Pour les maintenir à distance, les herbes et racines sont nos alliées, l'œil de paon en fait partie. On peut appeler ça comme on veut, sorcellerie, magie, tous les noms sont utilisés. Nous sommes expertes en botanique et savons plus que quiconque manier les essences végétales pour créer des remèdes à chacun de nos problèmes. Quels que soient nos besoins, nous avons la recette des potions. Nous faisons donc ce que nous voulons de nos visiteurs.
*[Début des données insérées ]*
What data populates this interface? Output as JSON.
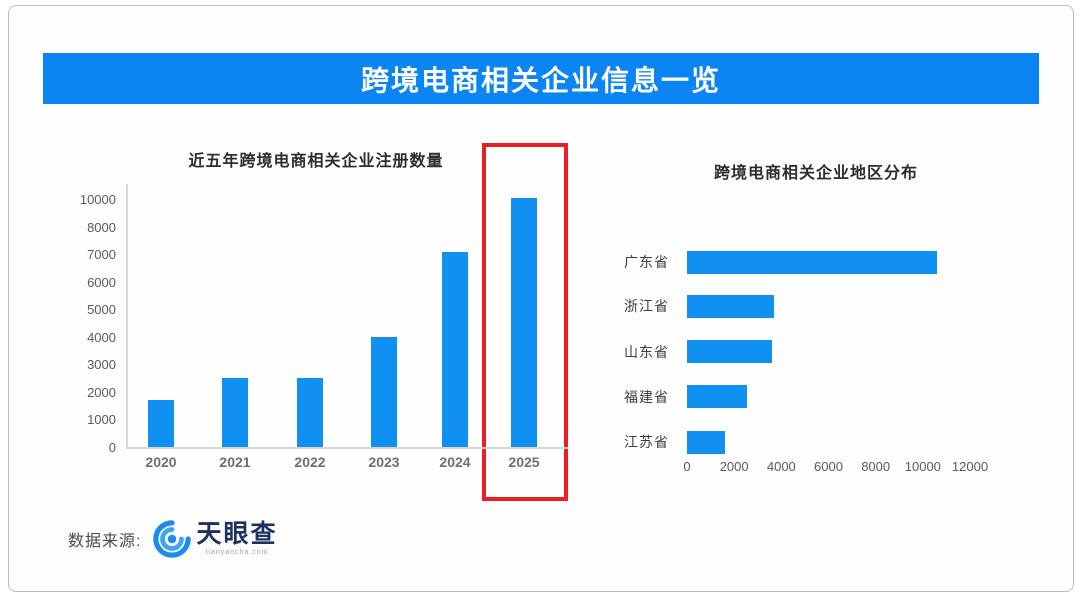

Nous pouvons ainsi découvrir facilement s'ils nous veulent du bien ou du mal.

Et puis notre peuple a tout de même besoin des hommes et pour une seule chose : la reproduction. C'est là notre seul point faible et le seul cas où l'on doit faire appel au sexe dit fort.

— Comment faites-vous pour demander aux hommes de vous faire des enfants ? questionna Garrigue, ébahi par l'histoire qu'il était en train d'écouter.